Charleston to experience ‘Three Days of Rain’

Luis Martinez, Entertainment Editor

The “Three Days of Rain” drama will make its final curtain call this weekend at the Tarble Arts Center.

Hosted by the Charleston Community Theatre, the play will be at 7:30 p.m. Thursday, Friday and Saturday with doors opening at 7 p.m.

The drama opened last weekend; however, this will be the last chance to catch the play.

Victoria Bennett, the director of “Three Days of Rain”, said this was her second play she directed after “Bus Stop” a few years ago.

“This play is what I call an ‘actor’s play’,” Bennett said. “It’s very challenging for the people who get casted because there are only three members of the cast, but there are six characters throughout the play.”

Bennett said each person who is cast has to play two characters in two different acts.

“I ran across it because it was on the list of plays that our reading committee was reading through for possibilities for plays to produce,” Bennett said. “I just instantly fell in love with it and wanted to do it.”

Bennett said what stood out from the script was it was not written just to be entertaining.

“The thing that I really liked about the play is that, in my opinion, it is to be considered literature,” Bennett said. “It’s not just a play written for entertainment, it actually has some universal value and I think it’s going to be around still performed a hundred years from now.”

The play was written by Richard Greenberg and was nominated for 1998 Pulitzer Prize.

Bennett said the story revolves around three people attending a reading of a will, and they find a journal belonging to one of their fathers and they begin making assumptions about what happened in the past.

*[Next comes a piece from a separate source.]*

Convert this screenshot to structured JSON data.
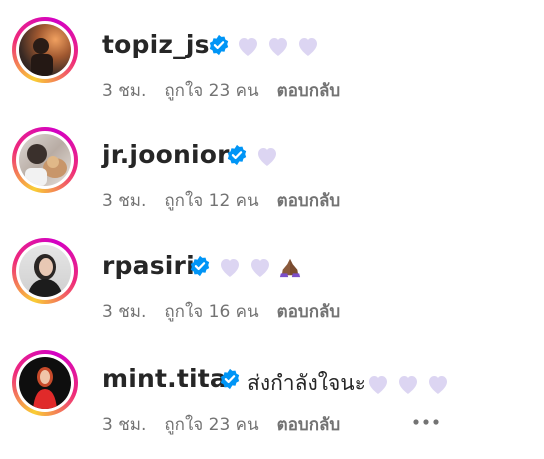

“This (play) was a lot more difficult because of the dual characters,” Bennett said. “It was more technical as far as the acting. I worked more with the acting than I did with blocking and the plot of the show.”

Chris Sanderson, a sophomore theatre arts major, is one of two Eastern students cast for “Three Days of Rain.”

“I heard of (the play) through friends that did community theatre,” Sanderson said. “I didn’t officially know about it until my director emailed me about it towards the end of the summer.”

Sanderson said he got the part because of his experience working in “The Mousetrap” last semester and he was suggested to Bennett.

“I’ve have never done a show set anytime after the 1960s and the first show, I had to play two majorly different characters between the two acts,” Sanderson said. “This show stands out more than any I’ve done.”

Tickets for the event are $10 for adults, $8 for seniors and $5 for students.